Photo Credit: Global Diaspora News (www.GlobalDiasporaNews.com).

Source of original article: R Umaima Ahmed / Global Voices (globalvoices.org).

On 25 June, global cosmetic conglomerate Unilever announced a decision to re-brand its leading skin-lightening product ‘Fair & Lovely’ to ‘Glow & Lovely’. The major decision comes in the wake of the recent Black Lives Matter protests that erupted around the world following the police killing of George Floyd in the US.

In South Asia, where discrimination based on skin color permeates the beauty industry, ‘Fair & Lovely’ has been popular for nearly five decades. As celebrities raised their voice against racism using hashtags like #BlackLivesMatter and #JusticeForGeorgeFloyd, others were quick to point out the hypocrisy of those that have long endorsed skin-lightening products.

While Unilever claims that the brand change aims to “celebrate all skin tones”, anti-colourist activists and social media users are questioning whether the brand’s name change tackles the real issue.

South Asian standards of beauty

Although the “Black Lives Matter” movement exists in a specific context, its calls for racial justice have resonated with justice movements around the world. In South Asian countries — like India and Pakistan — skin color is seen as an indirect marker of social class and status. This issue has been prevalent since colonial times, with many women facing problems in getting marriage proposals or landing better work opportunities due to discrimination based on their complexion.

The product, Fair and Lovely, has been used by many women across South Asia since the late ’70s. Its marketing techniques, with before and after images of dark to light coloured skin, works indirectly to equate fairer or lighter skin colours with beauty.

Indian Journalist Barkha Dutt compares skin lightening creams to another marker for racism in South Asia. She takes a jibe at Unilever’s ‘Fair and Lovely’ commenting on how the brand has normalized racism in India and created wrong notions of beauty for millions of Indian boys and girls for five decades.

Speaking to Global Voices on the phone, Pakistani psychologist Mirat Gul said:

This war of complexion has created a huge problem for our women. Even our religion has said that no one is superior to another on the basis of colour yet these creams, advertisements, and mindset have effected women. South Asians are coloured people and we need to accept them as they are instead of opting for these products. It’s good that the word ‘Fair’ will be dropped but people too have to stop worrying and harassing people on the complexion.

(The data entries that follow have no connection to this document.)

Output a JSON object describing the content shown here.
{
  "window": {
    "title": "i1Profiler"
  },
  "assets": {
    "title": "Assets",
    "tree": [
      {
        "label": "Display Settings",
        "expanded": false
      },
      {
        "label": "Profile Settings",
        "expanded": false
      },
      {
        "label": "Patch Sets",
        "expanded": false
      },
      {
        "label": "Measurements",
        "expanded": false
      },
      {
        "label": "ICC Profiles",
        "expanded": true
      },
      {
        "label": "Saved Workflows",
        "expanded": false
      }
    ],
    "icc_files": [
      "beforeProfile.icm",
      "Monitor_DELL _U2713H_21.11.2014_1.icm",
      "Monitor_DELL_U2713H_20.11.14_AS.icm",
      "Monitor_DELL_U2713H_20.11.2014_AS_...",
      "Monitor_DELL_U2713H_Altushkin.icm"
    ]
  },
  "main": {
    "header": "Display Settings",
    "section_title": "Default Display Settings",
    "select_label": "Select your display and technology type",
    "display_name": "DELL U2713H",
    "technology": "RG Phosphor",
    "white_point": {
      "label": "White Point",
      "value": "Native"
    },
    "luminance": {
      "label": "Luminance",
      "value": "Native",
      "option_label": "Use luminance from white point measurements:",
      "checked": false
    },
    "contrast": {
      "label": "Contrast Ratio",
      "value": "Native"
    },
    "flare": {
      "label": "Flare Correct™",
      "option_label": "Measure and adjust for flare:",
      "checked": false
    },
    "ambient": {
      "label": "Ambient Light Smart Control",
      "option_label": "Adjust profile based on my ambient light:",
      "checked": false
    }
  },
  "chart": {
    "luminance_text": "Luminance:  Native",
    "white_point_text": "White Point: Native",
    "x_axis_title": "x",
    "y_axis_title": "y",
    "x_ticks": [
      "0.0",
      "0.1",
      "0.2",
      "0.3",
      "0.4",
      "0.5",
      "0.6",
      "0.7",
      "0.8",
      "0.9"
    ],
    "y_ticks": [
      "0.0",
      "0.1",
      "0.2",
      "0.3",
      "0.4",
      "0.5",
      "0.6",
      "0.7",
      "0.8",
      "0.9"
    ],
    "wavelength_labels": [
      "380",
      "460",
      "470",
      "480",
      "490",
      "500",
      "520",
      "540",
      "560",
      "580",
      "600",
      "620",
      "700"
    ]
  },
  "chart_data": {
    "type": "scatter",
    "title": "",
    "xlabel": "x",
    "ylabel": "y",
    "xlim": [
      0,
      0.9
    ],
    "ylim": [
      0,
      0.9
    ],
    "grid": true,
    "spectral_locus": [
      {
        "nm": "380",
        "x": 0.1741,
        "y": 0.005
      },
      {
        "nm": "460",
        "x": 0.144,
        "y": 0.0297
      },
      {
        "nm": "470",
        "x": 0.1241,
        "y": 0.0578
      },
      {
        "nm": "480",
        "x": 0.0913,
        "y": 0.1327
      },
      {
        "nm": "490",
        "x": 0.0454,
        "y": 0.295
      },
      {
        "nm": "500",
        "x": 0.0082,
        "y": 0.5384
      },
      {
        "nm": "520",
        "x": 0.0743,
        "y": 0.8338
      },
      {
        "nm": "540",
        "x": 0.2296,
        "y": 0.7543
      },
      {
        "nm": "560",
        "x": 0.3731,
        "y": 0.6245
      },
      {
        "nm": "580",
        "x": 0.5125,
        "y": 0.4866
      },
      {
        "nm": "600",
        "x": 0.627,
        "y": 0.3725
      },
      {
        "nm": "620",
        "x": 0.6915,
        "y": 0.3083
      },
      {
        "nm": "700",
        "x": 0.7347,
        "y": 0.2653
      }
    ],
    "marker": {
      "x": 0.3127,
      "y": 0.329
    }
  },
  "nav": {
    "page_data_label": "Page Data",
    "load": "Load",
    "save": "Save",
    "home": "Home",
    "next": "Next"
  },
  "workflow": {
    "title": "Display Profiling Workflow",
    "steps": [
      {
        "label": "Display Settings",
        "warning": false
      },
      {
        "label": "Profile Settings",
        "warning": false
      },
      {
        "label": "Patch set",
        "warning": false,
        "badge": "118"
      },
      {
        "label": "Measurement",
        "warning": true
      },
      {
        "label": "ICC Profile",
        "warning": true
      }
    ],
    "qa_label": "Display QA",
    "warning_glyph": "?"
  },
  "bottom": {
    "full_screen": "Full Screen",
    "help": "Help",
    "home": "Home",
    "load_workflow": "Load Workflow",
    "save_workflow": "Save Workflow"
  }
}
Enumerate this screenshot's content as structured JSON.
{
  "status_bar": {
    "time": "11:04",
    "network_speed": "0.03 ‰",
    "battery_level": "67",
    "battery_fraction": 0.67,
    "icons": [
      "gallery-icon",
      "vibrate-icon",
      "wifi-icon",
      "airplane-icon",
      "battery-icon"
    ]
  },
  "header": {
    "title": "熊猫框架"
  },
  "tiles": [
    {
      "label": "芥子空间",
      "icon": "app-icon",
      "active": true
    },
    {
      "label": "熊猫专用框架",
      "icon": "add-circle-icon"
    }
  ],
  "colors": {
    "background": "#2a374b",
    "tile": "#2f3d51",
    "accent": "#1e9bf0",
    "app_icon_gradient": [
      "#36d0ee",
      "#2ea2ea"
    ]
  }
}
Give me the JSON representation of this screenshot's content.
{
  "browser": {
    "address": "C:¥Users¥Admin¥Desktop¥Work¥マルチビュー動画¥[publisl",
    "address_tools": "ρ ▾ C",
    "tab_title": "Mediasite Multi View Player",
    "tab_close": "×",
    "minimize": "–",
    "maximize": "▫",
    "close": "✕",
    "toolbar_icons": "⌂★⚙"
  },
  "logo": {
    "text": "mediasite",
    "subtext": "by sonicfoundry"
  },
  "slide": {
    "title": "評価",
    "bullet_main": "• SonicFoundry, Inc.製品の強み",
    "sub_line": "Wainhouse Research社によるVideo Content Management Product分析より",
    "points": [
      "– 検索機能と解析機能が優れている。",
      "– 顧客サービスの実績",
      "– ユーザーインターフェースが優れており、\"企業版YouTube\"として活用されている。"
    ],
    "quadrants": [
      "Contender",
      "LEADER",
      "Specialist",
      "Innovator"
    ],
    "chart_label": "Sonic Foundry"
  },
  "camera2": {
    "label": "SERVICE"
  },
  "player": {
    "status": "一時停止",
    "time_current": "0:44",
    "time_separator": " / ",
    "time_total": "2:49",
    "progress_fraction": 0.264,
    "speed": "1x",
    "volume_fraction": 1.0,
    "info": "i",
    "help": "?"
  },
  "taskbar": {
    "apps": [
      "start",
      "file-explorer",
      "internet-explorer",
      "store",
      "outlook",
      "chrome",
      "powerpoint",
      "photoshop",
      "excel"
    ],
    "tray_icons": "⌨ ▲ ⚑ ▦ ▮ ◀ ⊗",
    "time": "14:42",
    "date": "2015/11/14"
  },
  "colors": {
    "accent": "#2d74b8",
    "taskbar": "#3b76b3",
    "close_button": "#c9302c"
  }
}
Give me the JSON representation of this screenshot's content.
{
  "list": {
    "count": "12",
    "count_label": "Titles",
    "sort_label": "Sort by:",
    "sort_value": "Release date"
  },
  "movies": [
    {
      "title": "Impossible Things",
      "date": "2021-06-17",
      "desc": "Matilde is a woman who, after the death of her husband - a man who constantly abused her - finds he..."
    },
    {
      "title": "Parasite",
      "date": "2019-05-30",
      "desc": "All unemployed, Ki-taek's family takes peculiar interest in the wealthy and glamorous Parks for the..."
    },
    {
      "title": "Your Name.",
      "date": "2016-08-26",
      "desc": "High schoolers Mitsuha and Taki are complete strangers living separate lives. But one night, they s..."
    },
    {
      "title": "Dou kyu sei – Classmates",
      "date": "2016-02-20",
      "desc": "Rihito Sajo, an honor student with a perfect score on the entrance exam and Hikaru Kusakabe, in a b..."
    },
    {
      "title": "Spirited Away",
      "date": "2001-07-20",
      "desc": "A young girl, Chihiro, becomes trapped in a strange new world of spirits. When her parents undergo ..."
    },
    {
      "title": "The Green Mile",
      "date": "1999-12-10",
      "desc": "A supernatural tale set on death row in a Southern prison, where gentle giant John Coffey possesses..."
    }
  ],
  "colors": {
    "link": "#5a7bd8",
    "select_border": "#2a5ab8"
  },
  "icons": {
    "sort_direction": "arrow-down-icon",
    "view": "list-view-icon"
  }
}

Same product, different name: Does Unilever’s decision pack any punch?

A number of people in both India and Pakistan have been working to change the skin lightening industry, asking manufacturers to remove whitening creams from the market. Indian actress Nandita Das, who has been running the Dark is Beautiful campaign since 1994, celebrated Unilever’s decision as an indication that mindset’s are slowing starting to change.

While in Pakistan, anti-colourism and diversity advocate Fatima Lodhi has been running the Dark is Divine campaign for the past seven years. Dark is Divine issued a statement on about Unilever’s decision pushing for more messaging aimed at “re-humanizing” dark skin tones:

Rebranding of products to recognize multiple shades, shapes, and sizes of beauty should be followed by behavior change programs to re-humanize the dark skin. Promoting lighter skin tone is not only colorist but a racist act as well and further, giving pedestal to the fairer skin tones while treating dark skin as a disease is also a clear attempt at enhancing most people’s feelings of insufficiency.

Social media users are also questioning whether Unilever’s new product, ‘Glow and Lovely’ pays lip service to the real issues of colourism in South Asia:

Is a change coming?

Along with building toxic psychological pressure, whitening creams contain the ingredient, mercury, which is said to be carcinogenic in nature. Pakistan’s Minister of State for Climate Change, Zartaj Gul Wazir, made an official statement in July 2019 regarding the government’s promise to crackdown on whitening creams that contain more than 1 percent mercury — citing the ministry’s finding that 56 of 59 samples of fairness products contained more than 1 percent mercury. On July 4, 2020, in a Dark is Divine Facebook message Zartaj Gul Wazir reiterated her commitment to cracking down on mecury in whitening creams once the Minamata Convention on Mercury is ratified.

Anum Chandani, Hira Hashmi, and Marvi Ahmed from Pakistan started the petition to ban Fair and Lovely and are also running an Instagram account to create awareness among masses.

Another win came when Indian matrimonial website Shaadi.com, known for keeping a skin tone filter, has dropped it from its website after the recent uproar by many users.

While changes are slowing being made, Ipsita Chakravarty notes that there may still be a ways to go:

The packaging of the creams may have changed but not their substance. And while Shaadi.com will no longer ask for your skin tone, you can still search for prospective partners by caste, which is what skin colour stands for in India.